O problema da falta de oferta de casas para arrendar, em especial na cidade de Lisboa, não pode ser atribuído à pandemia de Covid-19. No entanto, é certo que o surto agravou a situação, obrigando o Governo a avançar com um pacote de medidas excecionais e temporárias, como seja a suspensão dos despejos ou da denúncia dos contratos de arrendamento até 30 de setembro de 2020 — de forma a evitar que a uma crise económica se sobrepusesse uma “crise na habitação”, como indica o deputado socialista, Hugo Costa, durante o debate online sobre o “Arrendamento em tempos de pandemia”, promovido pela Associação dos Inquilinos Lisbonenses (AIL).

Sem que se consiga prever o fim da pandemia, as medidas implementadas de carácter temporário só vão “adiar o problema” para o mês de outubro, explica Romão Lavadinho, presidente da AIL, dando como exemplo o apoio às rendas disponibilizado pelo Instituto de Habitação e Reabilitação Urbana (IHRU), em resposta ao impacto da Covid-19. Na prática, esse apoio funciona como um empréstimo sem juros e com prazo de carência de, pelo menos, meio ano, destinado às famílias com quebras comprovadas de rendimentos — mas que só chegou, até agora, a 500 famílias, tendo o IHRU recebido dois mil pedidos.

Números que “não traduzem” a realidade do mercado de arrendamento, que conta com mais de 800 mil contratos em todo o país.

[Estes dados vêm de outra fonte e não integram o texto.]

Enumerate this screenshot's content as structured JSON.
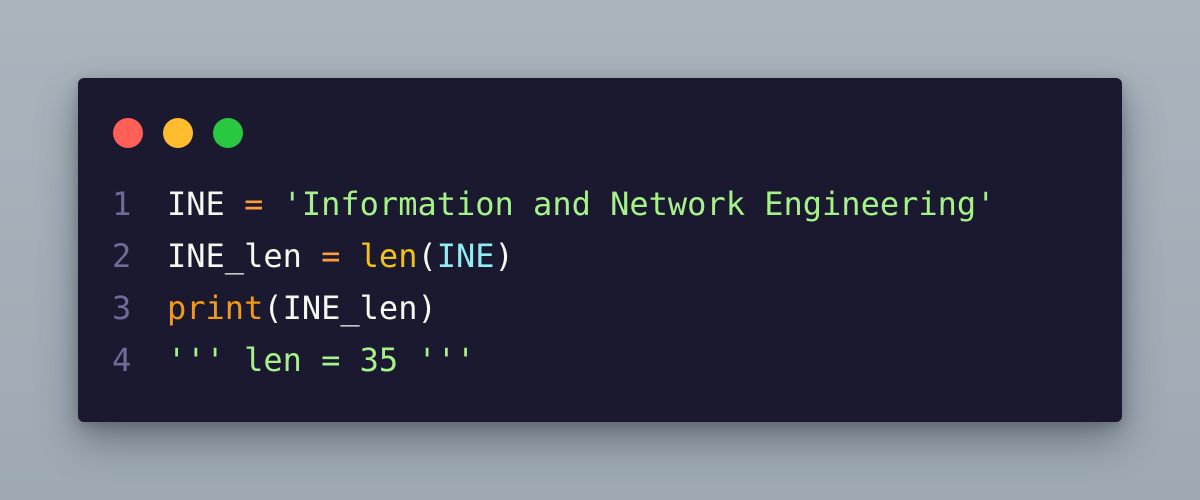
{
  "traffic_lights": {
    "close_color": "#ff5f57",
    "minimize_color": "#febc2e",
    "maximize_color": "#28c840"
  },
  "colors": {
    "background": "#1a1930",
    "line_number": "#6f6b98",
    "default_text": "#f8f8f2",
    "operator": "#ff9d3b",
    "string": "#a6f18a",
    "builtin_len": "#f2c214",
    "builtin_print": "#f29a13",
    "argument": "#8fedf3"
  },
  "code": {
    "lines": [
      {
        "number": "1",
        "tokens": {
          "var": "INE",
          "sp1": " ",
          "op": "=",
          "sp2": " ",
          "str": "'Information and Network Engineering'"
        }
      },
      {
        "number": "2",
        "tokens": {
          "var": "INE_len",
          "sp1": " ",
          "op": "=",
          "sp2": " ",
          "fn": "len",
          "lparen": "(",
          "arg": "INE",
          "rparen": ")"
        }
      },
      {
        "number": "3",
        "tokens": {
          "fn": "print",
          "lparen": "(",
          "arg": "INE_len",
          "rparen": ")"
        }
      },
      {
        "number": "4",
        "tokens": {
          "str": "''' len = 35 '''"
        }
      }
    ]
  }
}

A essa informação, aponta Romão Lavadinho, acrescentam-se os 850 mil portugueses em layoff e os cerca de 100 mil que perderam o emprego.

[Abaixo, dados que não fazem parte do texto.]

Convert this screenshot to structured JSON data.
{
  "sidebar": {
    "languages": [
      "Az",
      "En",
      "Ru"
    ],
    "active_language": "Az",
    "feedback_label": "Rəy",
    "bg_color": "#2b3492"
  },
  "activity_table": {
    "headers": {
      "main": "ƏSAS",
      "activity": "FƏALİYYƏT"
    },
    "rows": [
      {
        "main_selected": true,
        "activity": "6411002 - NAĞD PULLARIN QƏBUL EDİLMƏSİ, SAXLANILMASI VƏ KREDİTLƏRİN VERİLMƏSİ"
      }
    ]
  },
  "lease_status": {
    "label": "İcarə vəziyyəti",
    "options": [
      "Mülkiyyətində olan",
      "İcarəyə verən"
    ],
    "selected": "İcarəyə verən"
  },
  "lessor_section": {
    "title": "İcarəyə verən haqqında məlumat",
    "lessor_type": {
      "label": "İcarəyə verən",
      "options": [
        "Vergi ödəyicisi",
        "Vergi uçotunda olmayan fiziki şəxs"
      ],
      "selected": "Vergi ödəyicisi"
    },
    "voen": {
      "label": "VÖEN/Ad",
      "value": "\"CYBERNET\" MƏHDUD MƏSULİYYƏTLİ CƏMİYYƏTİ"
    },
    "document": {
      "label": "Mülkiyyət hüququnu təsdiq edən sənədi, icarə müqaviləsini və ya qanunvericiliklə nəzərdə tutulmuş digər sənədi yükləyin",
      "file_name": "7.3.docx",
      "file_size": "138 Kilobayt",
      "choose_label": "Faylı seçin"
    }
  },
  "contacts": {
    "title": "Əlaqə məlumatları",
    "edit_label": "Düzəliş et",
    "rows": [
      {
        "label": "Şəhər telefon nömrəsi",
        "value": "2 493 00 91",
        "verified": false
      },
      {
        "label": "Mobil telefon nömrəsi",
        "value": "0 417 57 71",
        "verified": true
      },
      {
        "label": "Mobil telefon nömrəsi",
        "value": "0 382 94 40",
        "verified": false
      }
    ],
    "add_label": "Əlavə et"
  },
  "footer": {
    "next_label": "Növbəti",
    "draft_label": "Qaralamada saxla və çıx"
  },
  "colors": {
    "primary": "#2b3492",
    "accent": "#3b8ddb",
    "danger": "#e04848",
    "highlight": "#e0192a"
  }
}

“Muitas famílias vão entrar em incumprimento devido ao corte nos seus rendimentos. Nessa altura, além de não conseguirem pagar o valor da renda, ainda vão ter de liquidar as prestações do empréstimo ao IHRU. E como os proprietários já vão poder denunciar os contratos em outubro, os inquilinos em incumprimento correm o risco de ser despejados. Ou de verem os seus contratos não renovados. É preocupante”, admite o presidente da AIL, defendendo, por isso, que se mantenha a suspensão da denúncia dos contratos de arrendamento até ao final do ano.